Annals Journal Club
May/June 2017: Internet-Based Vestibular Rehabilitation for Chronic Dizziness
The Annals of Family Medicine encourages readers to develop a learning community to improve health care and health through enhanced primary care. Participate by conducting a RADICAL journal club. RADICAL stands for Read, Ask, Discuss, Inquire, Collaborate, Act, and Learn. We encourage diverse participants to thinking critically about important issues affecting primary care and act on those discussions.1
HOW IT WORKS
In each issue, the Annals selects an article and provides discussion tips and questions. Take a RADICAL approach to these materials and post a summary of your conversation in our online discussion. (Open the article online and click on "TRACK Discussion: Submit a comment.") Discussion questions and information are online at: http://www.AnnFamMed.org/site/AJC/.
CURRENT SELECTION
Article for Discussion
Geraghty AW, Essery R, Kirby S, et al. Internet-based vestibular rehabilitation for older adults with chronic dizziness: A randomized controlled trial in primary care. Ann Fam Med 2017;15(3):209-216.
Twitter Journal Club
Join us for our first Twitter journal club on Wednesday, May 31 from 12:00-1:00 PM EST (4:00 PM GMT), hashtag #AJC. This moderated Twitter chat will pose questions about the selected article at regular intervals.
Discussion Tips
Pragmatic randomized controlled trials are conducted in real-world clinical practice. Classic teaching in these trials is that you exchange some internal validity for external generalizability. Given the increasing number of these trials and their link to practice, an understanding of how to analyze and interpret them is important.
Discussion Questions
- What question is asked by this study and why does it matter?
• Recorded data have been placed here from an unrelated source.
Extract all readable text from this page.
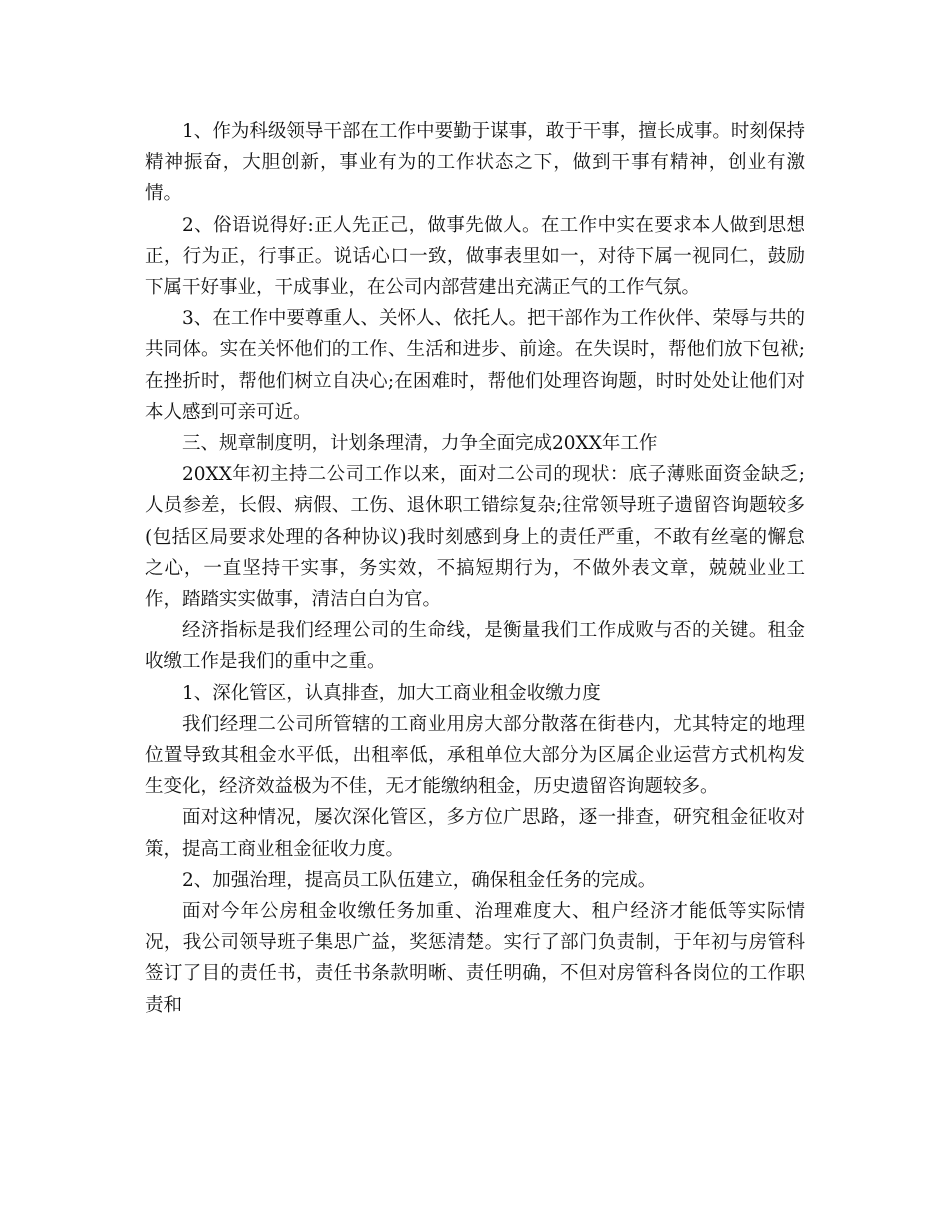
1、作为科级领导干部在工作中要勤于谋事，敢于干事，擅长成事。时刻保持精神振奋，大胆创新，事业有为的工作状态之下，做到干事有精神，创业有激情。

2、俗语说得好:正人先正己，做事先做人。在工作中实在要求本人做到思想正，行为正，行事正。说话心口一致，做事表里如一，对待下属一视同仁，鼓励下属干好事业，干成事业，在公司内部营建出充满正气的工作气氛。

3、在工作中要尊重人、关怀人、依托人。把干部作为工作伙伴、荣辱与共的共同体。实在关怀他们的工作、生活和进步、前途。在失误时，帮他们放下包袱;在挫折时，帮他们树立自决心;在困难时，帮他们处理咨询题，时时处处让他们对本人感到可亲可近。

三、规章制度明，计划条理清，力争全面完成20XX年工作

20XX年初主持二公司工作以来，面对二公司的现状：底子薄账面资金缺乏;人员参差，长假、病假、工伤、退休职工错综复杂;往常领导班子遗留咨询题较多(包括区局要求处理的各种协议)我时刻感到身上的责任严重，不敢有丝毫的懈怠之心，一直坚持干实事，务实效，不搞短期行为，不做外表文章，兢兢业业工作，踏踏实实做事，清洁白白为官。

经济指标是我们经理公司的生命线，是衡量我们工作成败与否的关键。租金收缴工作是我们的重中之重。

1、深化管区，认真排查，加大工商业租金收缴力度

我们经理二公司所管辖的工商业用房大部分散落在街巷内，尤其特定的地理位置导致其租金水平低，出租率低，承租单位大部分为区属企业运营方式机构发生变化，经济效益极为不佳，无才能缴纳租金，历史遗留咨询题较多。

面对这种情况，屡次深化管区，多方位广思路，逐一排查，研究租金征收对策，提高工商业租金征收力度。

2、加强治理，提高员工队伍建立，确保租金任务的完成。

面对今年公房租金收缴任务加重、治理难度大、租户经济才能低等实际情况，我公司领导班子集思广益，奖惩清楚。实行了部门负责制，于年初与房管科签订了目的责任书，责任书条款明晰、责任明确，不但对房管科各岗位的工作职责和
- What is known about vestibular rehabilitation?2 Why does this matter to the reading of this trial? How could this study advance current clinical practice?
- How strong is the study design for answering the question? Why is it important that the authors published the study design prior to the start of the trial? What limitations are seen in pragmatic clinical trials (higher loss to follow-up/less robust data collection)?
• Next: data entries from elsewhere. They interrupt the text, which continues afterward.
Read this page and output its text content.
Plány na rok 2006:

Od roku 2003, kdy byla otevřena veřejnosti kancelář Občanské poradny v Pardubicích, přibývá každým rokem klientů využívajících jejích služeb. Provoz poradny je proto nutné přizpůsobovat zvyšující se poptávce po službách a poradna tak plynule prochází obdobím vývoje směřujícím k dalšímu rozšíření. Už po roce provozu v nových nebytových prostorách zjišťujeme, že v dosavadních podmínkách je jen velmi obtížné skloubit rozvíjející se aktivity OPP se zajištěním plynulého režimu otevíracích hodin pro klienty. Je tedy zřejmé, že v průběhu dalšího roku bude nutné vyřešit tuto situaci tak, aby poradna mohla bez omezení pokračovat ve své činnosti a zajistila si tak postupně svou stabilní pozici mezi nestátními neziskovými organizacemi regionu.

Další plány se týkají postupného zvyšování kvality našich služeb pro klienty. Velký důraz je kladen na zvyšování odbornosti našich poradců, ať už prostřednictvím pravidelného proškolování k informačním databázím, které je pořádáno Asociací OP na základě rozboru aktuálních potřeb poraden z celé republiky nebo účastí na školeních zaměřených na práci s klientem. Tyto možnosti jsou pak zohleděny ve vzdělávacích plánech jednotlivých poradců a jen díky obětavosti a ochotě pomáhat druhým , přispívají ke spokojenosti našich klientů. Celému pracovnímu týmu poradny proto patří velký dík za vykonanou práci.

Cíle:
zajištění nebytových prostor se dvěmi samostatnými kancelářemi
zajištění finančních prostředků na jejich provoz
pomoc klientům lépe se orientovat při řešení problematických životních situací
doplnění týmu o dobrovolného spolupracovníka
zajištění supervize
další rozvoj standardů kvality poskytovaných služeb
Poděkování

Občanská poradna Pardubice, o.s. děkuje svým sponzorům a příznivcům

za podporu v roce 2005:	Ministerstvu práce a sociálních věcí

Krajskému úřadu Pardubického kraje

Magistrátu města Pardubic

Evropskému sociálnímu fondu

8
- What does it mean that the randomization was "stratified by severity"?
- How do intention to treat and per protocol analyses differ? Why do these matter? How was per protocol defined in this study?
- To what degree can the findings be accounted for by: How patients were selected or excluded; the percentage of patients lost to follow-up (and was this different between study arms?); how the main variables were measured; how the findings were interpreted; and by chance?
- What are the main study findings? Were the results clinically relevant?
- How were harms measured?
- Why was loss to follow-up higher in the intervention arm? What does it mean to impute results? What measures provide reassurance about the conclusions related to the rate of loss to follow-up?
- What was found in the exploratory analysis by age? What is your impression of this subgroup analysis? Was this analysis an a priori or a post hoc analysis?
- How comparable is the study sample to patients in your practice? How transportable are the findings?
- How might this study change your practice? Education? Research?
- What are the next steps in interpreting or applying the findings?
References
- Stange KC, Miller WL, McLellan LA, et al. Annals Journal Club: It's time to get RADICAL. Ann Fam Med. 2006;4(3):196-197 http://annfammed.org/content/4/3/196.full.
- McDonnell MN, Hillier SL. Vestibular rehabilitation for unilateral peripheral vestibular dysfunction. Cochrane Database Syst Rev. 2015;1:CD005397.